The company stated it could achieve greater efficiency by controlling its own stack and using its domain-specific silicon than it could with outside GPUs.

It stated the latest MTIA chip more than doubles the compute and memory bandwidth of the first, “while maintaining our close tie-in to our workloads”.

The company noted the chip’s architecture is focused on providing “the right balance of compute, memory bandwidth and memory capacity for serving ranking and recommendation models”.

Meta Platforms deployed MTIA in its data centres and stated the chip is now serving models in production.

Results to date show the MTIA chip can perform low and high complexity ranking and recommendation models, which Meta Platforms stated are key components for its products.

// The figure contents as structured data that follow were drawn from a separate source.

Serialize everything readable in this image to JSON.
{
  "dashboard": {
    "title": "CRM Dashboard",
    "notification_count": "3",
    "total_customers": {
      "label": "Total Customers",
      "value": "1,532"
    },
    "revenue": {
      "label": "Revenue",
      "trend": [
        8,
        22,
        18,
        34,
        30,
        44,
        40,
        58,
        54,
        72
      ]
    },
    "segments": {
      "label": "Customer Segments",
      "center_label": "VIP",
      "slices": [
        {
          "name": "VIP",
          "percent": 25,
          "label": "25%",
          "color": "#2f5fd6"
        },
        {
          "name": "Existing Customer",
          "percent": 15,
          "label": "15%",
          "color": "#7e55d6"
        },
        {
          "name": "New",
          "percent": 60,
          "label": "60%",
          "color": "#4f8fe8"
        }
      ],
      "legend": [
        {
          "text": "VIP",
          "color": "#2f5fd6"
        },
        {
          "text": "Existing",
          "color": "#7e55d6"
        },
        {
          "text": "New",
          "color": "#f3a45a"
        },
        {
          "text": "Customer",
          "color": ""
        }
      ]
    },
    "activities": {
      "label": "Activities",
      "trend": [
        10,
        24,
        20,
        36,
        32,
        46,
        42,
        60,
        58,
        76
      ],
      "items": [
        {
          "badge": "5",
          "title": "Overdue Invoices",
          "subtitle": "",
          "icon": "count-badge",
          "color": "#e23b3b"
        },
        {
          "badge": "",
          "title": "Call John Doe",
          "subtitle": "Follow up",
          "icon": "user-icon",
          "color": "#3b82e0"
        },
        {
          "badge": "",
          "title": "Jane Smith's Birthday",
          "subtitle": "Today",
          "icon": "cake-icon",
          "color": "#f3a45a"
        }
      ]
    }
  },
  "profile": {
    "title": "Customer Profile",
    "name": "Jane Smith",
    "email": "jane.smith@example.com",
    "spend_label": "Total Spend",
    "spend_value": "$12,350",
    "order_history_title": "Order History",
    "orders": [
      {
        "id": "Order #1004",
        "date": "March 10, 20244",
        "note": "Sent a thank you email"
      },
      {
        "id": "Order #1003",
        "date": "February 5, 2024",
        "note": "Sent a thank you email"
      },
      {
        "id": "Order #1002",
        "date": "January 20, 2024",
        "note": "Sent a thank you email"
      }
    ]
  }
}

“We are already seeing the positive results of this programme as it’s allowing us to dedicate and invest in more compute power for our more intensive AI workloads,” it stated.

The company explained it currently has several programmes underway to expand the scope of MTIA, including support for generative AI workloads.

On its 2023 earnings call in February, Meta Platforms CEO Mark Zuckerberg stated it would buy about 350,000 of Nvidia’s Hopper H100 chips by end-2024 as part of a plan to advance its compute infrastructure. Bloomberg reported the chips cost tens of thousands of dollars each.